Researchers at State Hospital Muerzzuschlag, in Austria looked for changes in swollen and tender joints.
First, the details.
- 23 patients with moderate-to-severe rheumatoid arthritis were assigned to a treatment group.
- Either 0.2 grams of fish oil emulsion/kg (active) or 0.9% saline (placebo) was injected for 14 consecutive days.
- Then, 20 weeks of 0.05 grams of fish oil/kg (active) or paraffin wax (placebo) was taken by mouth as capsules.
- A decrease in swollen and tender joint counts was the primary efficacy measure.

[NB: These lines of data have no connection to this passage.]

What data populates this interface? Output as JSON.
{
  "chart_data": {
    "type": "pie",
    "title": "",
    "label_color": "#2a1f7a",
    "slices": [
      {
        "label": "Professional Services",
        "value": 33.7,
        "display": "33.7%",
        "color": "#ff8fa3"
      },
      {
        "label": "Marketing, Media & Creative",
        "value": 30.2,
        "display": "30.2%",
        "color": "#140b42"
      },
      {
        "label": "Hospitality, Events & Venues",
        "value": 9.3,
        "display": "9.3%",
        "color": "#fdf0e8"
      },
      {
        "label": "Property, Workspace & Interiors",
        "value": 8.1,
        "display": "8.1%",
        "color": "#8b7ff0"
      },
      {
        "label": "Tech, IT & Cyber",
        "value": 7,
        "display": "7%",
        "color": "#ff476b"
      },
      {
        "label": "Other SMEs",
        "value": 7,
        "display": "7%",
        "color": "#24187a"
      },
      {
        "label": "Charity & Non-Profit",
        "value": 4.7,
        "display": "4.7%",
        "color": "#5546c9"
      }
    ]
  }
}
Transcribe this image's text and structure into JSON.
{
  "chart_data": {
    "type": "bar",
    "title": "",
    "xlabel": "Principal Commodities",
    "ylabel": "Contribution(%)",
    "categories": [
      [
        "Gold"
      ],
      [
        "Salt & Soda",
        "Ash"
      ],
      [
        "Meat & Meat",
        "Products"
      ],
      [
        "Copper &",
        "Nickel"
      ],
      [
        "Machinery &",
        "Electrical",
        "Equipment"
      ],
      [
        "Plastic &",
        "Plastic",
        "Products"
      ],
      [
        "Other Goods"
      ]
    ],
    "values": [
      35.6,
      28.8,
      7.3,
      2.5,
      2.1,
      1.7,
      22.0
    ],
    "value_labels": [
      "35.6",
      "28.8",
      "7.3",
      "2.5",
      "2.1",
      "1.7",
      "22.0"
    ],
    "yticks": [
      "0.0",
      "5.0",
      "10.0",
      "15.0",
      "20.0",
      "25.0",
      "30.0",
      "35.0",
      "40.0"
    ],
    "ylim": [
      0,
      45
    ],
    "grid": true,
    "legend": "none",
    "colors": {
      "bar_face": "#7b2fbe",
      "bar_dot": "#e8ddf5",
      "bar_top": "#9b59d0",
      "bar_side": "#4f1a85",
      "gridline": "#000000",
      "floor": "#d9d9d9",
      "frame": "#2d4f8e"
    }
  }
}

- Neither the patients nor researchers knew the treatment given — double blind.
And, the results.
- At the start of treatment, the number of swollen and tender joints was not significantly different between treatment groups.
- Swollen joint count was significantly lower in the omega-3 group vs placebo after 1 and 2 weeks of injections.
- Tender joint count tended to be lower in the omega-3 group, although the difference between groups didn’t achieve significance.
- Both swollen and tender joint counts were significantly lower in
the omega-3 FA group vs placebo during and at the end of oral treatment.
The bottom line?
It’s a small study with encouraging results, which should be repeated in a larger population.
Others have reported that taking 3 grams of omega-3 fatty acids supplements each day reduced the need of indomethacin (Indocin) therapy.